By DPA
Fort Meade (US) : The only US military officer charged in the Abu Ghraib prison scandal has pleaded not guilty as his court-martial began Monday, more than three years after pictures of abused Iraqi detainees sparked anti-American outrage and damaged US credibility.
Army Lieutenant Colonel Steven Jordan, a military intelligence expert who was sent to Iraq in Sep 2003 to run the prison’s interrogation centre, faces charges including cruelty or maltreatment and dereliction of duty. He risks up to eight-and-a-half years in prison if convicted.
Jordan, 51, entered the plea through attorney Major Kris Poppe and did not immediately appear in the courtroom. By his own account, Jordan was thrust into a chaotic situation at the camp outside Baghdad and feels he is a scapegoat.
He got a break earlier when the judge, Colonel Stephen Henley, dropped charges of making false statements and obstruction of justice because of a procedural error during investigations of the scandal.
Henley also ruled that statements Jordan made to US Major General George Fay, who wrote a report on mistreatment at Abu Ghraib, cannot be used as trial evidence because Fay did not read Jordan his constitutional right to remain silent – an omission that could hamper the prosecution.
Jordan is still accused of ignoring an order by Fay not to discuss the ongoing investigation, the most severe remaining charge.
Jordan told the Washington Post in a rare interview last month that he was a scapegoat and would have reported the worst abuses had he known about them.
“I’m saddened by the whole event, and I feel like I’ve been singled out for it,” he was quoted as saying before the first – and most likely last – trial of an officer for Abu Ghraib.
The scandal broke in April 2004 after photographs emerged showing US soldiers abusing and sexually humiliating naked Iraqi prisoners in the notorious prison outside Baghdad. The images showed soldiers using dogs or mock torture devices to frighten the prisoners.
The pictures inflamed anti-American feelings in the Middle East in the aftermath of the March 2003 US-led invasion of Iraq, exposing seemingly out-of-control interrogation methods among soldiers who wanted to be seen as liberators.
Jordan did not appear in any of the photos and he is not accused of personally taking part in the abuses.

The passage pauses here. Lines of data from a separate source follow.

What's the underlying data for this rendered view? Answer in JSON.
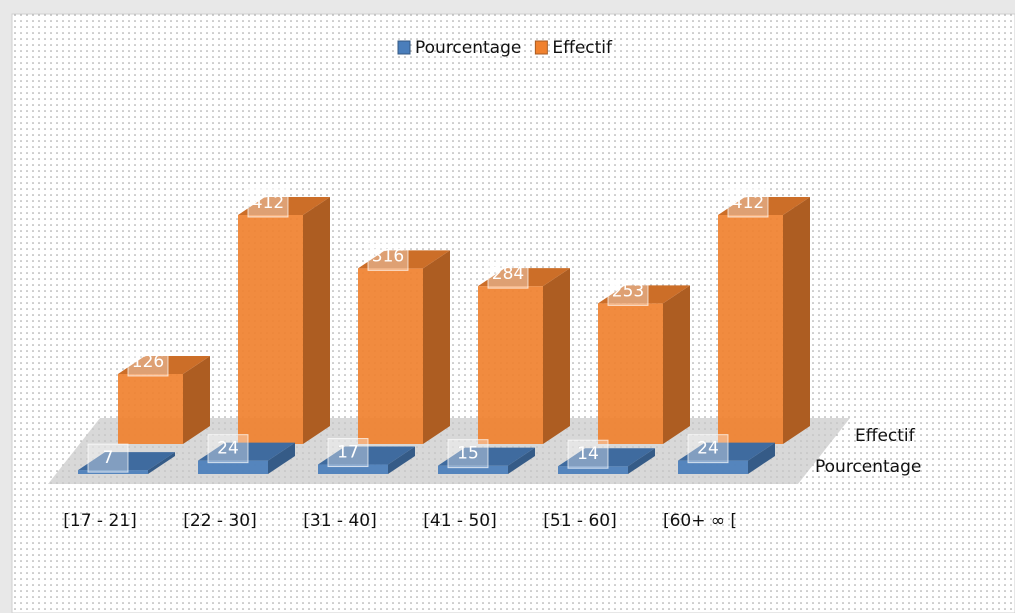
{
  "chart_data": {
    "type": "bar3d",
    "categories": [
      "[17 - 21]",
      "[22 - 30]",
      "[31 - 40]",
      "[41 - 50]",
      "[51 - 60]",
      "[60+ ∞ ["
    ],
    "series": [
      {
        "name": "Pourcentage",
        "color": "#4a7ebb",
        "values": [
          7,
          24,
          17,
          15,
          14,
          24
        ]
      },
      {
        "name": "Effectif",
        "color": "#f0812f",
        "values": [
          126,
          412,
          316,
          284,
          253,
          412
        ]
      }
    ]
  }
}
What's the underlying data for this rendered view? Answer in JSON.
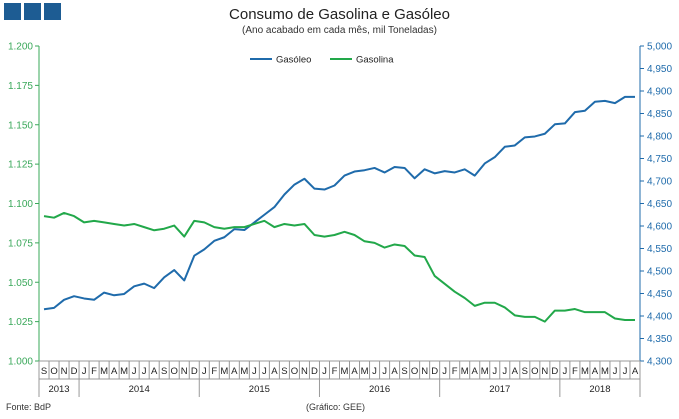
{
  "header": {
    "title": "Consumo de Gasolina e Gasóleo",
    "subtitle": "(Ano acabado em cada mês,  mil Toneladas)"
  },
  "footer": {
    "source": "Fonte: BdP",
    "graphic": "(Gráfico: GEE)"
  },
  "colors": {
    "gasoleo": "#1f6bab",
    "gasolina": "#22a84a",
    "left_axis": "#3aa85a",
    "right_axis": "#1f6bab",
    "logo": "#1d5c93"
  },
  "chart_data": {
    "type": "line",
    "legend_position": "top-center",
    "grid": false,
    "x_month_labels": [
      "S",
      "O",
      "N",
      "D",
      "J",
      "F",
      "M",
      "A",
      "M",
      "J",
      "J",
      "A",
      "S",
      "O",
      "N",
      "D",
      "J",
      "F",
      "M",
      "A",
      "M",
      "J",
      "J",
      "A",
      "S",
      "O",
      "N",
      "D",
      "J",
      "F",
      "M",
      "A",
      "M",
      "J",
      "J",
      "A",
      "S",
      "O",
      "N",
      "D",
      "J",
      "F",
      "M",
      "A",
      "M",
      "J",
      "J",
      "A",
      "S",
      "O",
      "N",
      "D",
      "J",
      "F",
      "M",
      "A",
      "M",
      "J",
      "J",
      "A"
    ],
    "year_groups": [
      {
        "label": "2013",
        "months": 4
      },
      {
        "label": "2014",
        "months": 12
      },
      {
        "label": "2015",
        "months": 12
      },
      {
        "label": "2016",
        "months": 12
      },
      {
        "label": "2017",
        "months": 12
      },
      {
        "label": "2018",
        "months": 8
      }
    ],
    "y_left": {
      "min": 1.0,
      "max": 1.2,
      "step": 0.025,
      "ticks": [
        "1.000",
        "1.025",
        "1.050",
        "1.075",
        "1.100",
        "1.125",
        "1.150",
        "1.175",
        "1.200"
      ]
    },
    "y_right": {
      "min": 4.3,
      "max": 5.0,
      "step": 0.05,
      "ticks": [
        "4,300",
        "4,350",
        "4,400",
        "4,450",
        "4,500",
        "4,550",
        "4,600",
        "4,650",
        "4,700",
        "4,750",
        "4,800",
        "4,850",
        "4,900",
        "4,950",
        "5,000"
      ]
    },
    "series": [
      {
        "name": "Gasóleo",
        "axis": "right",
        "color": "#1f6bab",
        "values": [
          4.415,
          4.418,
          4.436,
          4.444,
          4.439,
          4.436,
          4.452,
          4.446,
          4.449,
          4.466,
          4.472,
          4.462,
          4.486,
          4.502,
          4.479,
          4.534,
          4.548,
          4.567,
          4.575,
          4.593,
          4.591,
          4.608,
          4.625,
          4.642,
          4.67,
          4.692,
          4.705,
          4.683,
          4.681,
          4.69,
          4.712,
          4.721,
          4.724,
          4.729,
          4.719,
          4.731,
          4.729,
          4.706,
          4.726,
          4.717,
          4.722,
          4.719,
          4.726,
          4.712,
          4.739,
          4.753,
          4.776,
          4.779,
          4.797,
          4.799,
          4.805,
          4.826,
          4.828,
          4.853,
          4.856,
          4.876,
          4.878,
          4.873,
          4.887,
          4.887
        ]
      },
      {
        "name": "Gasolina",
        "axis": "left",
        "color": "#22a84a",
        "values": [
          1.092,
          1.091,
          1.094,
          1.092,
          1.088,
          1.089,
          1.088,
          1.087,
          1.086,
          1.087,
          1.085,
          1.083,
          1.084,
          1.086,
          1.079,
          1.089,
          1.088,
          1.085,
          1.084,
          1.085,
          1.085,
          1.087,
          1.089,
          1.085,
          1.087,
          1.086,
          1.087,
          1.08,
          1.079,
          1.08,
          1.082,
          1.08,
          1.076,
          1.075,
          1.072,
          1.074,
          1.073,
          1.067,
          1.066,
          1.054,
          1.049,
          1.044,
          1.04,
          1.035,
          1.037,
          1.037,
          1.034,
          1.029,
          1.028,
          1.028,
          1.025,
          1.032,
          1.032,
          1.033,
          1.031,
          1.031,
          1.031,
          1.027,
          1.026,
          1.026
        ]
      }
    ]
  }
}
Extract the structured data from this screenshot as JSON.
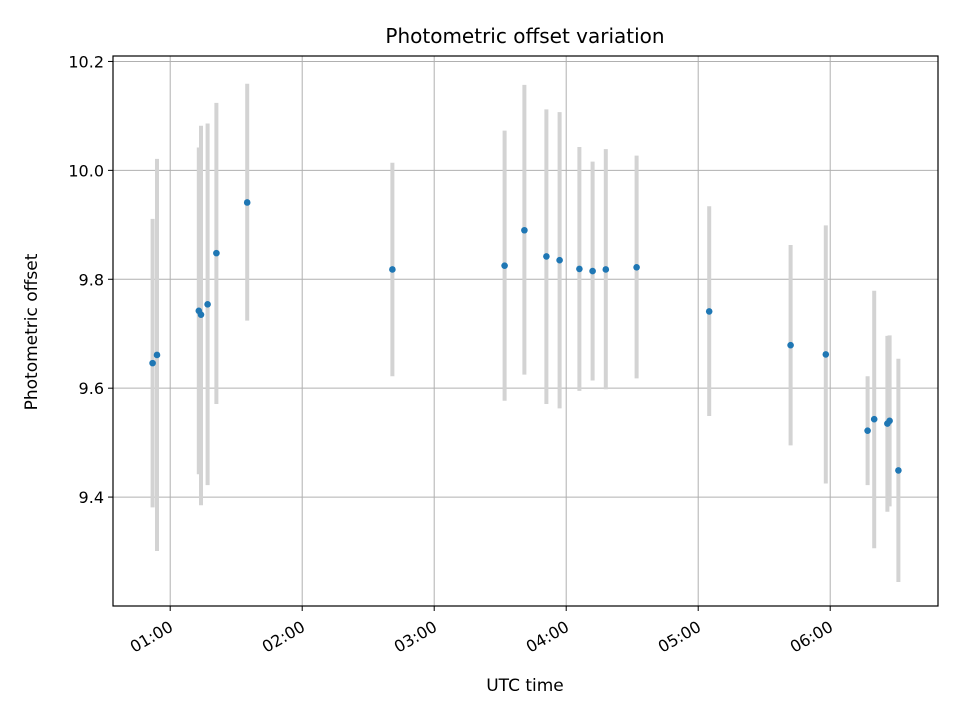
{
  "chart_data": {
    "type": "scatter",
    "title": "Photometric offset variation",
    "xlabel": "UTC time",
    "ylabel": "Photometric offset",
    "xlim": [
      "00:34",
      "06:49"
    ],
    "ylim": [
      9.2,
      10.21
    ],
    "x_ticks": [
      "01:00",
      "02:00",
      "03:00",
      "04:00",
      "05:00",
      "06:00"
    ],
    "y_ticks": [
      9.4,
      9.6,
      9.8,
      10.0,
      10.2
    ],
    "grid": true,
    "colors": {
      "point": "#1f77b4",
      "errorbar": "#d3d3d3",
      "grid": "#b0b0b0"
    },
    "points": [
      {
        "x": "00:52",
        "y": 9.646,
        "y_low": 9.381,
        "y_high": 9.911
      },
      {
        "x": "00:54",
        "y": 9.661,
        "y_low": 9.301,
        "y_high": 10.021
      },
      {
        "x": "01:13",
        "y": 9.742,
        "y_low": 9.442,
        "y_high": 10.042
      },
      {
        "x": "01:14",
        "y": 9.735,
        "y_low": 9.385,
        "y_high": 10.082
      },
      {
        "x": "01:17",
        "y": 9.754,
        "y_low": 9.422,
        "y_high": 10.086
      },
      {
        "x": "01:21",
        "y": 9.848,
        "y_low": 9.571,
        "y_high": 10.124
      },
      {
        "x": "01:35",
        "y": 9.941,
        "y_low": 9.724,
        "y_high": 10.159
      },
      {
        "x": "02:41",
        "y": 9.818,
        "y_low": 9.622,
        "y_high": 10.014
      },
      {
        "x": "03:32",
        "y": 9.825,
        "y_low": 9.577,
        "y_high": 10.073
      },
      {
        "x": "03:41",
        "y": 9.89,
        "y_low": 9.625,
        "y_high": 10.157
      },
      {
        "x": "03:51",
        "y": 9.842,
        "y_low": 9.571,
        "y_high": 10.112
      },
      {
        "x": "03:57",
        "y": 9.835,
        "y_low": 9.563,
        "y_high": 10.107
      },
      {
        "x": "04:06",
        "y": 9.819,
        "y_low": 9.595,
        "y_high": 10.043
      },
      {
        "x": "04:12",
        "y": 9.815,
        "y_low": 9.614,
        "y_high": 10.016
      },
      {
        "x": "04:18",
        "y": 9.818,
        "y_low": 9.598,
        "y_high": 10.039
      },
      {
        "x": "04:32",
        "y": 9.822,
        "y_low": 9.618,
        "y_high": 10.027
      },
      {
        "x": "05:05",
        "y": 9.741,
        "y_low": 9.549,
        "y_high": 9.934
      },
      {
        "x": "05:42",
        "y": 9.679,
        "y_low": 9.495,
        "y_high": 9.863
      },
      {
        "x": "05:58",
        "y": 9.662,
        "y_low": 9.425,
        "y_high": 9.899
      },
      {
        "x": "06:17",
        "y": 9.522,
        "y_low": 9.422,
        "y_high": 9.622
      },
      {
        "x": "06:20",
        "y": 9.543,
        "y_low": 9.306,
        "y_high": 9.779
      },
      {
        "x": "06:26",
        "y": 9.535,
        "y_low": 9.373,
        "y_high": 9.696
      },
      {
        "x": "06:27",
        "y": 9.54,
        "y_low": 9.383,
        "y_high": 9.697
      },
      {
        "x": "06:31",
        "y": 9.449,
        "y_low": 9.244,
        "y_high": 9.654
      }
    ]
  }
}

Prosecutors say he is guilty because, at the very least, he allowed them to happen.
A key charge involves a November 2003 incident when Jordan allegedly mistreated inmates as soldiers searched the prison for smuggled weapons.
Lawyer Captain Samuel Spitzberg set the tone for Jordan’s defence strategy as jury selection began, eliciting agreement by the 19 potential jurors that “this case is not a referendum on Abu Ghraib” even though all of them had “an opinion” on the scandal.
The highest-ranking member of the jury pool, Brigadier General Louis Weber, seemed to acknowledge that a commander’s responsibility for misconduct by lower-ranked soldiers might not be absolute, especially if it happens behind the commander’s back.
Less than a dozen lower-ranking US soldiers have been convicted in the scandal; a corporal got the highest sentence – 10 years in prison. No generals or top officials were charged with a crime, but Brigadier General Janis Karpinski, whose unit was in charge of the prison, was demoted.
Jordan ran Abu Ghraib’s interrogation centre for less than three months, but he was not trained in questioning. Around the time he arrived, US commanders introduced more aggressive techniques to extract intelligence from inmates in an effort to counter a Sunni insurgency against coalition troops.
“All I was told was that I was going to the wild west, that it was a dangerous area,” Jordan told the Post. “That’s all the guidance I got.”
The jury was being chosen from a pool of officers of higher rank than Jordan. About 15 jurors are expected to remain after defence and prosecution finish questioning them for signs of prior knowledge or other factors that could rule them out.
The trial is expected to last about two weeks.